Of course there are some problems; purple fringing is an ever-present threat, though again, unless you print above 8x10 inches you won't see it in many shots. There is a slight tendency towards underexposure in the fully automatic modes (which actually benefits highlight detail, and seems to suit this sensor well), so you may need to do a little lightening in Photoshop - but it's still better than overexposure, which would cause burnt out highlights. Finally, we noticed some fall-off in sharpness towards the corners of the image at the 28mm equiv. end of the zoom - see below.

Color fringing

We commented on the problems with purple fringing around highlights in our PowerShot S60 review, and the S70 is no different - it has exactly the same lens system. The fringing is most prominent at the 28mm equiv. end of the zoom, and at F2.8 (the Auto mode tends to use F2.8 too much, presumably to reduce the possibility of camera shake). It is something you need to be aware of when deciding if the S70 is for you, but it doesn't really mar 'normal' prints (10x8 inches and below).

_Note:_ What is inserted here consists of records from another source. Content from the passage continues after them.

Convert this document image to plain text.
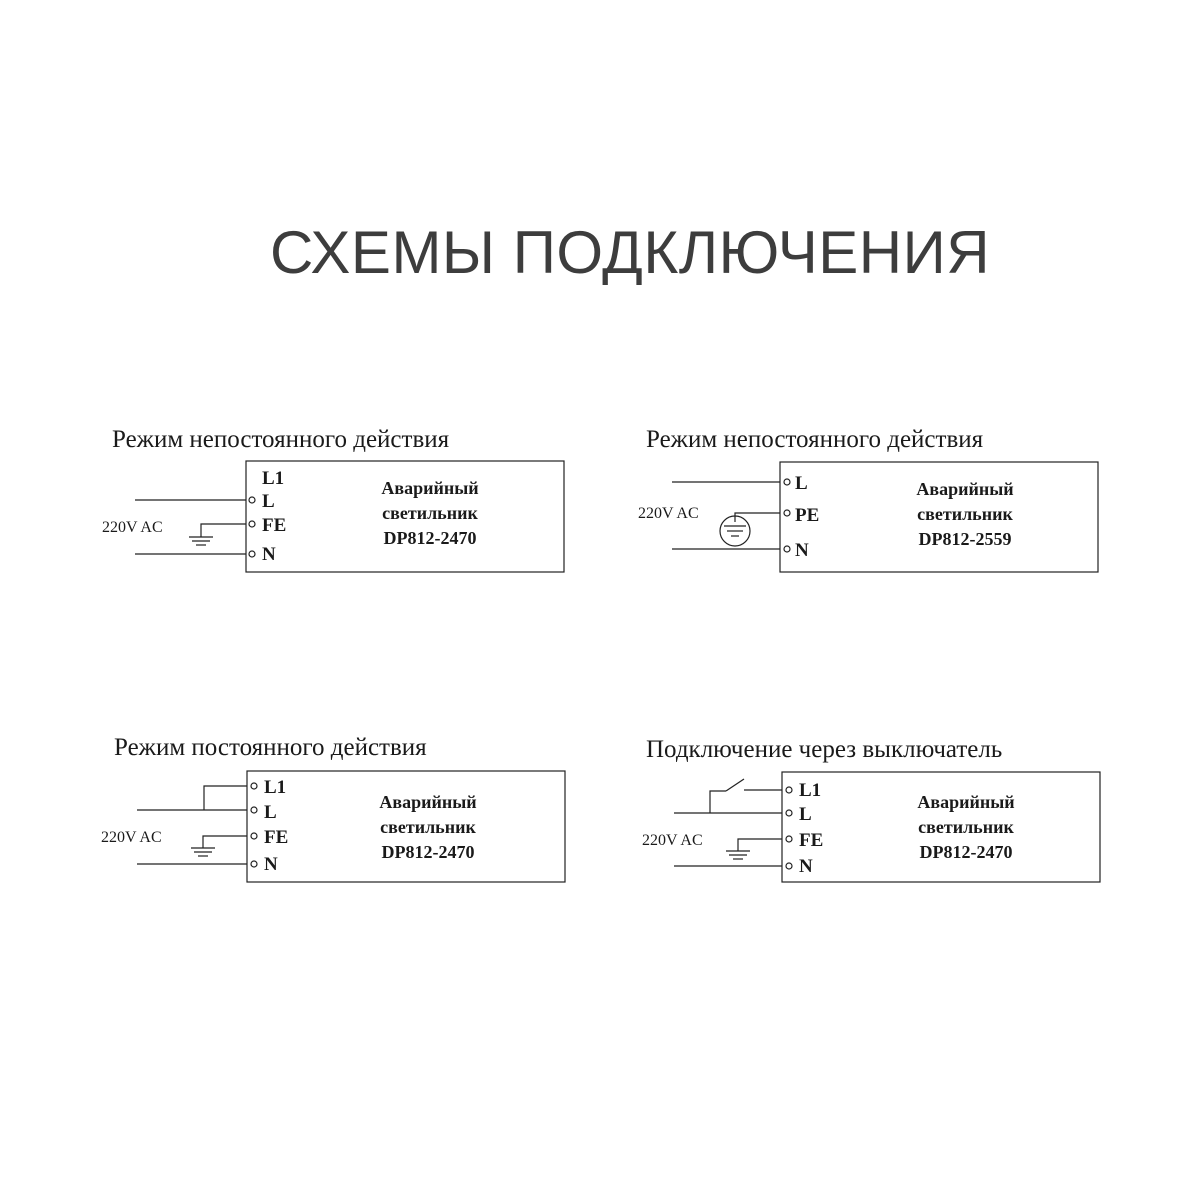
СХЕМЫ ПОДКЛЮЧЕНИЯ
Режим непостоянного действия
L1
L
FE
N
220V AC
Аварийный
светильник
DP812-2470
Режим непостоянного действия
L
PE
N
220V AC
Аварийный
светильник
DP812-2559
Режим постоянного действия
L1
L
FE
N
220V AC
Аварийный
светильник
DP812-2470
Подключение через выключатель
L1
L
FE
N
220V AC
Аварийный
светильник
DP812-2470
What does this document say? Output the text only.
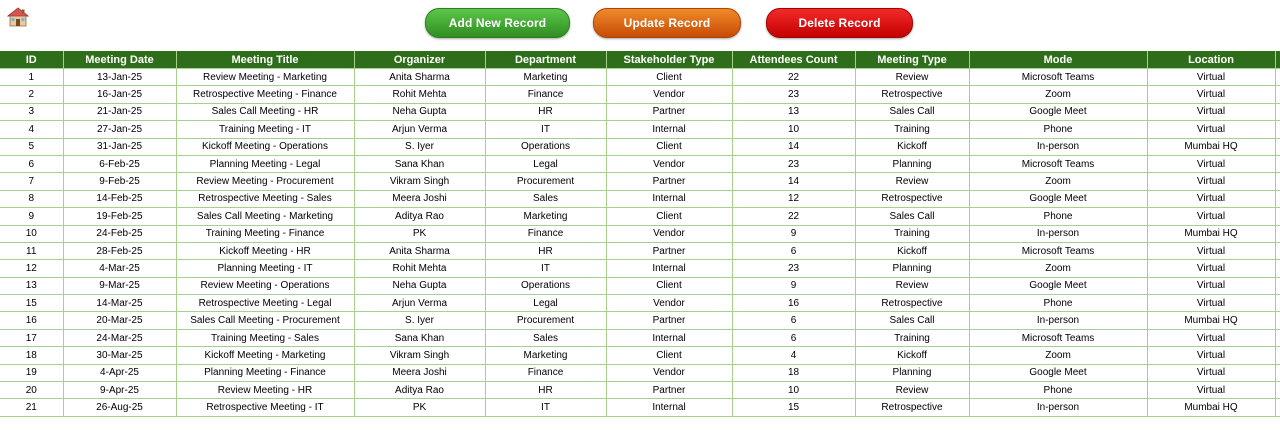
Add New Record	Update Record	Delete Record
ID	Meeting Date	Meeting Title	Organizer	Department	Stakeholder Type	Attendees Count	Meeting Type	Mode	Location	
1	13-Jan-25	Review Meeting - Marketing	Anita Sharma	Marketing	Client	22	Review	Microsoft Teams	Virtual	
2	16-Jan-25	Retrospective Meeting - Finance	Rohit Mehta	Finance	Vendor	23	Retrospective	Zoom	Virtual	
3	21-Jan-25	Sales Call Meeting - HR	Neha Gupta	HR	Partner	13	Sales Call	Google Meet	Virtual	
4	27-Jan-25	Training Meeting - IT	Arjun Verma	IT	Internal	10	Training	Phone	Virtual	
5	31-Jan-25	Kickoff Meeting - Operations	S. Iyer	Operations	Client	14	Kickoff	In-person	Mumbai HQ	
6	6-Feb-25	Planning Meeting - Legal	Sana Khan	Legal	Vendor	23	Planning	Microsoft Teams	Virtual	
7	9-Feb-25	Review Meeting - Procurement	Vikram Singh	Procurement	Partner	14	Review	Zoom	Virtual	
8	14-Feb-25	Retrospective Meeting - Sales	Meera Joshi	Sales	Internal	12	Retrospective	Google Meet	Virtual	
9	19-Feb-25	Sales Call Meeting - Marketing	Aditya Rao	Marketing	Client	22	Sales Call	Phone	Virtual	
10	24-Feb-25	Training Meeting - Finance	PK	Finance	Vendor	9	Training	In-person	Mumbai HQ	
11	28-Feb-25	Kickoff Meeting - HR	Anita Sharma	HR	Partner	6	Kickoff	Microsoft Teams	Virtual	
12	4-Mar-25	Planning Meeting - IT	Rohit Mehta	IT	Internal	23	Planning	Zoom	Virtual	
13	9-Mar-25	Review Meeting - Operations	Neha Gupta	Operations	Client	9	Review	Google Meet	Virtual	
15	14-Mar-25	Retrospective Meeting - Legal	Arjun Verma	Legal	Vendor	16	Retrospective	Phone	Virtual	
16	20-Mar-25	Sales Call Meeting - Procurement	S. Iyer	Procurement	Partner	6	Sales Call	In-person	Mumbai HQ	
17	24-Mar-25	Training Meeting - Sales	Sana Khan	Sales	Internal	6	Training	Microsoft Teams	Virtual	
18	30-Mar-25	Kickoff Meeting - Marketing	Vikram Singh	Marketing	Client	4	Kickoff	Zoom	Virtual	
19	4-Apr-25	Planning Meeting - Finance	Meera Joshi	Finance	Vendor	18	Planning	Google Meet	Virtual	
20	9-Apr-25	Review Meeting - HR	Aditya Rao	HR	Partner	10	Review	Phone	Virtual	
21	26-Aug-25	Retrospective Meeting - IT	PK	IT	Internal	15	Retrospective	In-person	Mumbai HQ	
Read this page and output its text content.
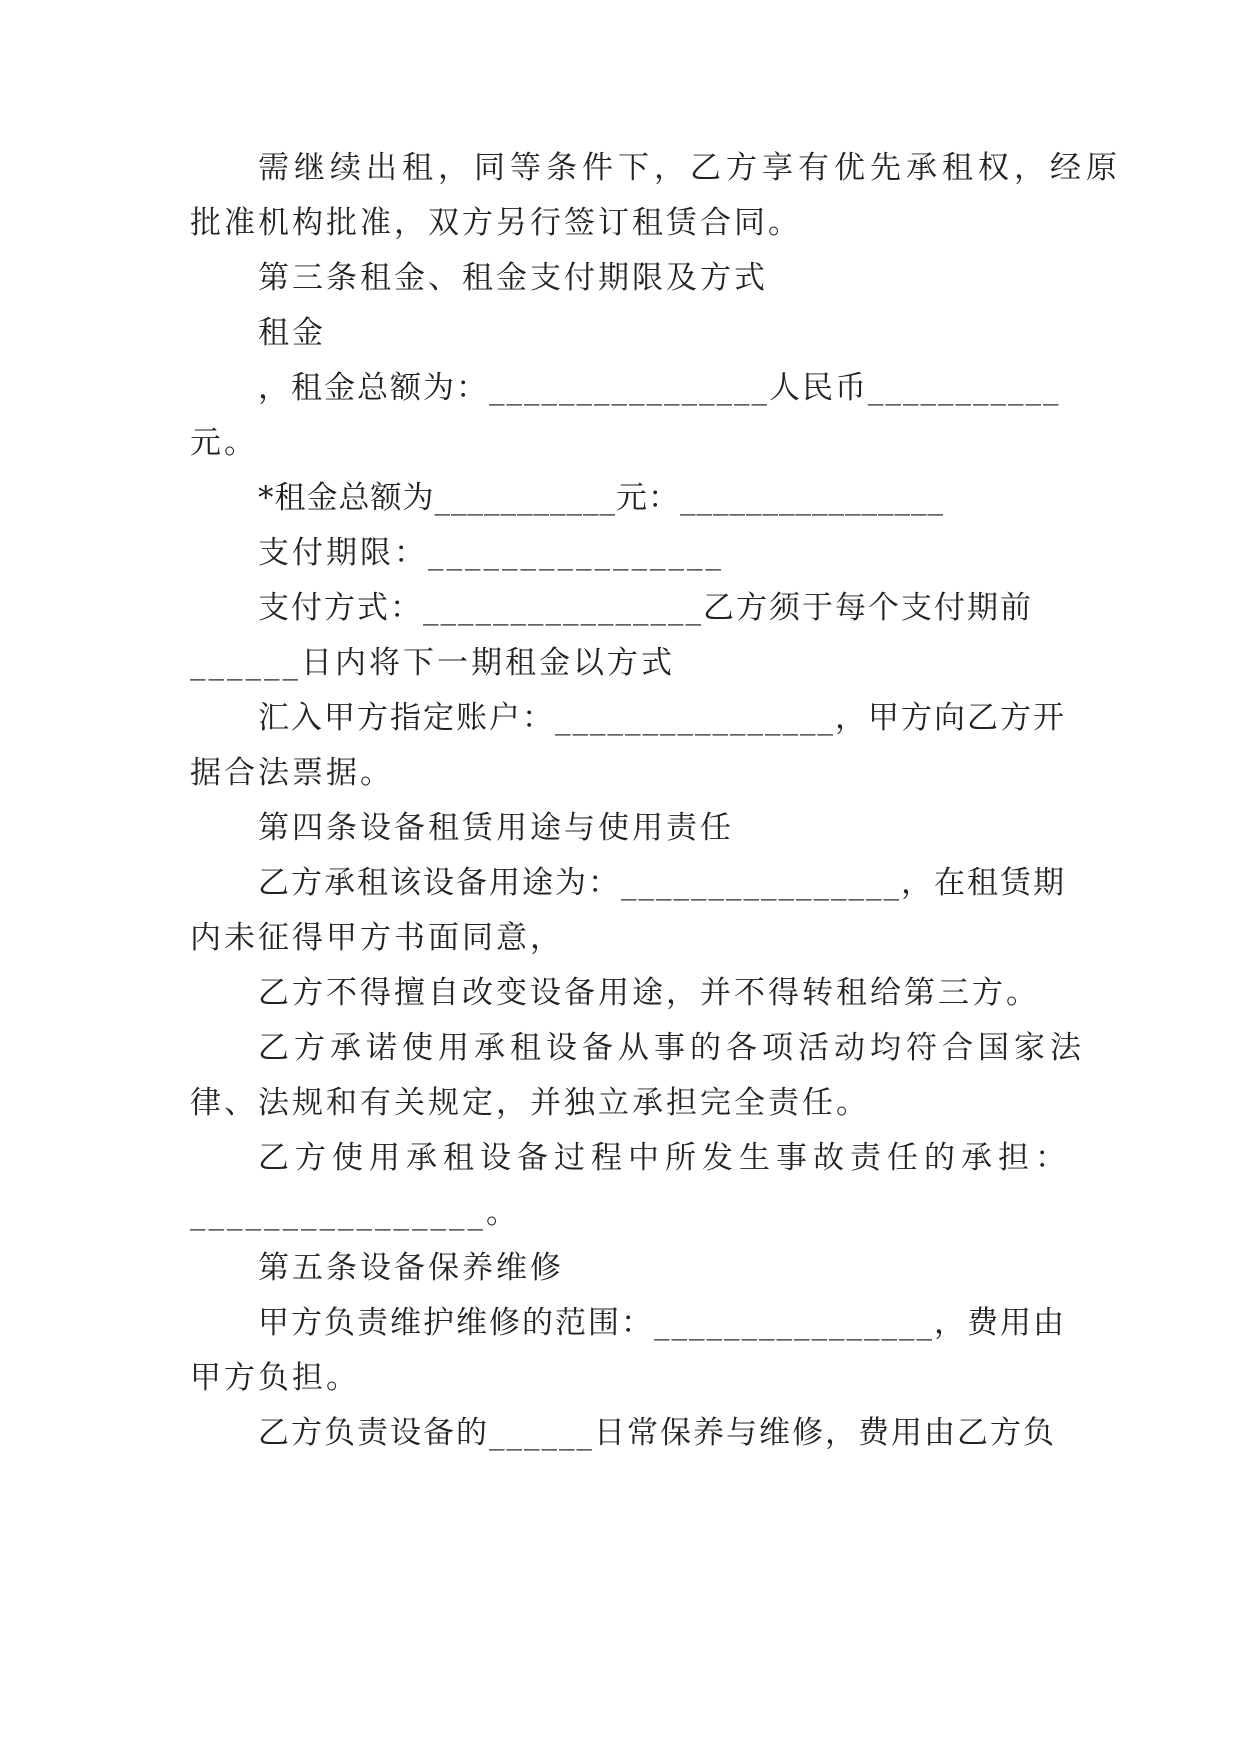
需继续出租，同等条件下，乙方享有优先承租权，经原
批准机构批准，双方另行签订租赁合同。
第三条租金、租金支付期限及方式
租金
，租金总额为：________________人民币___________
元。
*租金总额为___________元：________________
支付期限：________________
支付方式：________________乙方须于每个支付期前
______日内将下一期租金以方式
汇入甲方指定账户：________________，甲方向乙方开
据合法票据。
第四条设备租赁用途与使用责任
乙方承租该设备用途为：________________，在租赁期
内未征得甲方书面同意，
乙方不得擅自改变设备用途，并不得转租给第三方。
乙方承诺使用承租设备从事的各项活动均符合国家法
律、法规和有关规定，并独立承担完全责任。
乙方使用承租设备过程中所发生事故责任的承担：
________________。
第五条设备保养维修
甲方负责维护维修的范围：________________，费用由
甲方负担。
乙方负责设备的______日常保养与维修，费用由乙方负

100% crop 28 mm equiv., F2.8

Corner softness

We noticed a rather unusual problem in a handful of shots - all taken at the widest end of the zoom and maximum aperture; blurring (as opposed to lack of sharpness) in one corner. This could be due to various factors, the most likely being a slight misalignment of the CCD or one of the optical elements in the lens. We suspect the latter, especially as the problem was not present in all shots - and because of its asymmetrical nature. Of course this issue may be peculiar to our test camera (though a few users of both the S60 and S70 have reported similar problems). The blurred area is small, and only appears occasionally.